Una prova i militari l’avevano ottenuta il primo aprile 2009, quando i carabinieri dell’Aliquota operativa avvertivano quelli del Nucleo investigativo che avevano saputo di una telefonata in cui l’imprenditore Mainardi sapeva di un controllo che si sarebbe dovuto svolgere. L’ispezione si svolse senza destare sospetti, ma l’indagine accelerò. E anche pochi giorni prima dell’arresto, vennero intercettate telefonate, svolte da Filosa o dalla figlia, ad alcune aziende che venivano avvertite di imminenti controlli. Si arriva così al 24 giugno e all’arresto di Filosa. In caserma, la figlia di Mainardi, l’imprenditore che aveva portato l’assegno, disse ai militari che in effetti il padre aveva avuto un prestito da Filosa e che lo aveva restituito, ma affermò anche che il papà versava soldi a Filosa per non avere problemi in azienda.

IL DENARO. Solo da Mainardi, secondo i carabinieri, Filosa aveva ricevuto 45mila euro in tre anni. Risalendo il flusso degli assegni, i militari hanno scoperto che finivano tutti in conti correnti dell’ex direttore aperti a Offanengo, Cremona e Piacenza. Sempre fra il 2006 e il 2009, Filosa avrebbe ricevuto oltre centomila euro da tre aziende cremonesi che pagavano i servizi di una società di consulenza aziendale della figlia di Filosa, in cui lui era socio. Una società inesistente, ha però detto Santini, perché non aveva né sede, né uffici, né personale, né progetti.

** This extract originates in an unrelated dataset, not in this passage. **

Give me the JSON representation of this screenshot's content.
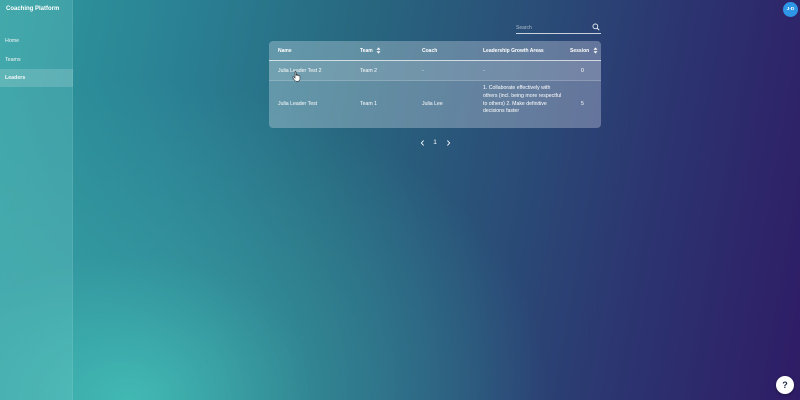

Un’azienda piacentina di trasformazione del pomodoro aveva pagato due fatture in due anni per 24mila euro. Un’altra azienda piacentina, tra il 1999 e il 2004, avrebbe fornito mobili e suppellettili per oltre 47mila euro, tutta merce che però veniva fatturata a un’altra azienda.

Alcuni, però, alla fine si erano stancato di pagare. Secondo i militari, Filosa era intervenuto di persona chiedendo di chiudere il rapporto in modo amichevole, sempre evitando guai amministrativi alle aziende. Ad esempio, un macello di Cremona decise di pagare un viaggio negli Usa a Filosa e a sua moglie del valore di 6mila euro.

Nei rapporti con alcune aziende piacentine, poi, i carabinieri hanno ricordato il ruolo di Giani Salerno, e all’epoca segretario rpovinciale della Cisl, che teneva i collegamenti e avvertiva dei controlli di cui veniva a sapere da Filosa.

I DIPENDENTI DELLA DITTA BIANCHI. In mattinata, sono stati sentiti i dipendenti della ditta di pulizie Fausto Bianchi (è già stato condannato con il rito abbreviato e ora è ricorso in appello), di Monticelli. Tutti hanno raccontato al collegio dei giudici, presieduto da Italo Ghitti, di aver lavorato per Bianchi e aver dato a lui assegni che poi finivano a Filosa. Bianchi non poteva emettere assegni e allora li faceva ritirare da persone nominate come legali rappresentanti – anche se poi a decidere tutto era lui – e li faceva firmare loro in bianco. I conti erano alimentati da Bianchi, anche se un uomo ha detto di aver versato lui del denaro per aiutare l’azienda. Negli anni l’azienda di Bianchi ha cambiato nome più volte, ma le persone che ne facevano parte erano spesso le stesse della società precedente. Gli stessi dipendenti, alcuni diventati anche soci, hanno poi detto di aver più volte visto Filosa nell’azienda e di averlo anche notato ritirare buste con gli assegni. Gesto visibile da un ufficio con grandi vetrate. Non solo. Più volte, i dipendenti hanno anche sentito Bianchi dire che non ci si doveva preoccupare per i controlli perché c’era chi avrebbe risolto i problemi, chi “copriva le spalle”, chi “ci tira fuori”. Il processo riprenderà in settembre, quando, al termine della deposizione del carabiniere Santini, i legali di Filosa, gli avvocati Luigi Alibrandi e Benedetto Ricciardi, “controinterrogheranno” il luogotenente per cercare di smontare il castello accusatorio.